As will be appreciated by one skilled in the art, embodiments of the present invention may be provided as a method, system, or computer program product. Accordingly, the present invention may take the form of an entirely hardware embodiment, an entirely software embodiment or an embodiment combining software and hardware aspects. Furthermore, the present invention may take the form of a computer program product embodied on one or more computer-usable storage media (including, but not limited to, disk storage, CD-ROM, optical storage, and the like) having computer-usable program code embodied therein.

The above are merely examples of the present invention, and are not intended to limit the present invention. Various modifications and alterations to this invention will become apparent to those skilled in the art. Any modification, equivalent replacement, improvement, etc. made within the spirit and principle of the present invention should be included in the scope of the claims of the present invention.

Claims

1. A driver chip, comprising:

the MIPI processing sub-chip is used for receiving image data, generating parallel digital signals according to the image data and sending the parallel digital signals to the driving sub-chip, wherein the parallel digital signals at least comprise image signals corresponding to the image data and driving signals used for driving a display device connected with the driving chip;

and the driving sub-chip is connected with the MIPI sub-chip and used for driving the display device connected with the driving sub-chip, receiving the parallel digital signals, processing the image data and sending the processed image data to the display device, wherein the processed image data at least comprises color matching and position information of pixel points in a target image corresponding to the image data.

2. The driver chip of claim 1, wherein the driver chiplet comprises:

a digital signal interface for receiving the parallel digital signal.
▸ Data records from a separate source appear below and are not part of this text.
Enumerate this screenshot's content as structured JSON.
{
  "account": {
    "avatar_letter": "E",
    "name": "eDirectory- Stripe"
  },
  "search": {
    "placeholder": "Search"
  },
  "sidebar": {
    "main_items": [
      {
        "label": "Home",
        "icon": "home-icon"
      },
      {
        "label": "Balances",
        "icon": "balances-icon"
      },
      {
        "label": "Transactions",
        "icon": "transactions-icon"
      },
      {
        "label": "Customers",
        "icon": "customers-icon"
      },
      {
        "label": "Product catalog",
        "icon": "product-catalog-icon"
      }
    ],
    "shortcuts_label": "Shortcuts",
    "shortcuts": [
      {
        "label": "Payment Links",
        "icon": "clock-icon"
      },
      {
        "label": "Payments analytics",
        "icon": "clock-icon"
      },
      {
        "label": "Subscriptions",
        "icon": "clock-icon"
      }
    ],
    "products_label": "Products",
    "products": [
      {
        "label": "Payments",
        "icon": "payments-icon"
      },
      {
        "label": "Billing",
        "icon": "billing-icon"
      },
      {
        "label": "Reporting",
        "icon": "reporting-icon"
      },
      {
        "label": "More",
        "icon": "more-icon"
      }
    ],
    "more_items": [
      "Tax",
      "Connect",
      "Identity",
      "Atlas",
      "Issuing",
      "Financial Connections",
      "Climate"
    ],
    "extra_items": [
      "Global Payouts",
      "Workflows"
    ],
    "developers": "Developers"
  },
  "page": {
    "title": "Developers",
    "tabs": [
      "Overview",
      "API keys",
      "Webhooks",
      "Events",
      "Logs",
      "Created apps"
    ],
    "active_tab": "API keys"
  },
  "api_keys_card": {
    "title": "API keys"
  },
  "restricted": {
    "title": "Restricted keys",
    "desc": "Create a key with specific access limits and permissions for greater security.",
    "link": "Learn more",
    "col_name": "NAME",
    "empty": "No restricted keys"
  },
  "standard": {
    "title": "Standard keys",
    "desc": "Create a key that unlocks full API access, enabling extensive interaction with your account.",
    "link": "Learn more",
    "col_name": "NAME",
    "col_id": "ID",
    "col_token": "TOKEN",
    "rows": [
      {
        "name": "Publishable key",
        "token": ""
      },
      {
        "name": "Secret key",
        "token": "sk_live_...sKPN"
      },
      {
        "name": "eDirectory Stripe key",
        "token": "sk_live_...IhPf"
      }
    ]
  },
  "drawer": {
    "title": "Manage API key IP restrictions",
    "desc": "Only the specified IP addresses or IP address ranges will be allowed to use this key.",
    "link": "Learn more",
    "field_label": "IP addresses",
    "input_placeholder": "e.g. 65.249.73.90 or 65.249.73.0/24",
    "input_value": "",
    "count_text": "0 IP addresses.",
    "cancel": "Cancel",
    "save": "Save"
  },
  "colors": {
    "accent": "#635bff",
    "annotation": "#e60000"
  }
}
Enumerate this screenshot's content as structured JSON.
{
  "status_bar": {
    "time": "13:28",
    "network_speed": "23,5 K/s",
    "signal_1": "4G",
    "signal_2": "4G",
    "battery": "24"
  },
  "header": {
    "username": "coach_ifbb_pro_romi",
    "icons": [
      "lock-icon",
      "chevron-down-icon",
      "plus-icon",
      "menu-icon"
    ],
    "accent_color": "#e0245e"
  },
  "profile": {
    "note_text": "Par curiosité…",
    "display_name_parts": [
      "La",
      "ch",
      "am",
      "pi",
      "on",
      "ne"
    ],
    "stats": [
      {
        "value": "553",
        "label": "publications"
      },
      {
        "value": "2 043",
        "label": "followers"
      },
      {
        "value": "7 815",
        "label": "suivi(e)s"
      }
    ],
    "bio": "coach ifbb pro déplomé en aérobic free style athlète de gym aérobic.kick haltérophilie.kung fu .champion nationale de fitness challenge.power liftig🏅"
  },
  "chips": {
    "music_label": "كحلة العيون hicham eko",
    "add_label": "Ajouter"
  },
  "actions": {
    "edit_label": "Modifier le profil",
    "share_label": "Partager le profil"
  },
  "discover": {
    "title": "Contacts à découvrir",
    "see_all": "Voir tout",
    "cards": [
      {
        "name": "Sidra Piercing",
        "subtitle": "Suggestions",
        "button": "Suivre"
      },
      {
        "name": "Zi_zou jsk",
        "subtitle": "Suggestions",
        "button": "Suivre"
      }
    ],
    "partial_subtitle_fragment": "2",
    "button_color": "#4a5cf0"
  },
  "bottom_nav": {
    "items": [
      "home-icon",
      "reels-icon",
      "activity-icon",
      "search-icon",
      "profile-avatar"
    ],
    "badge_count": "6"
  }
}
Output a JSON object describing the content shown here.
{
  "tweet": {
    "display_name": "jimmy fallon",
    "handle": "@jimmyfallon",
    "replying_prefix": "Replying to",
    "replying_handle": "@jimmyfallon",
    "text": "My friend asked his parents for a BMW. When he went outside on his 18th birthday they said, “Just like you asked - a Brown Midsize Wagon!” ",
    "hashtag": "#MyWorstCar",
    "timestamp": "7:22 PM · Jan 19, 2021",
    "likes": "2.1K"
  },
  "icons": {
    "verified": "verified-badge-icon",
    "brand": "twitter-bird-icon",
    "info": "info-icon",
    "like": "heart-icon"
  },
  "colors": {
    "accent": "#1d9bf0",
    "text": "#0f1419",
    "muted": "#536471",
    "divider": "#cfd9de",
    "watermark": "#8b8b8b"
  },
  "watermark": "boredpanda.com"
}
3. The driver chip of claim 1, wherein the driver chiplet further comprises:

and the control interface is used for sending a target configuration file corresponding to the digital parallel signal to the digital signal interface according to the parallel digital signal, sending a first processing command to the pixel array according to the parallel digital signal, and sending a second processing command to the row-column driver, wherein the target configuration file is used for configuring the digital signal interface to receive the parallel digital signal.

4. The driver chip of claim 3, wherein the driver chiplet further comprises:

and the pixel array module is used for determining color matching corresponding to each pixel point contained in the target image according to the first processing command.

5. The driver chip of claim 3, wherein the driver chiplet further comprises:

and the row and column driving module is used for determining the position information of each pixel point contained in the target image according to the second processing command, wherein the position information at least comprises row and column information corresponding to the pixel point.

6. The driver chip of claim 1, comprising:

and the power input module is used for connecting a power supply to the driving chip.

7. A virtual reality device, comprising:

a driver chip as claimed in any one of claims 1 to 5;

and the display device is used for receiving the image data sent by the driving chip and displaying the target image corresponding to the image data.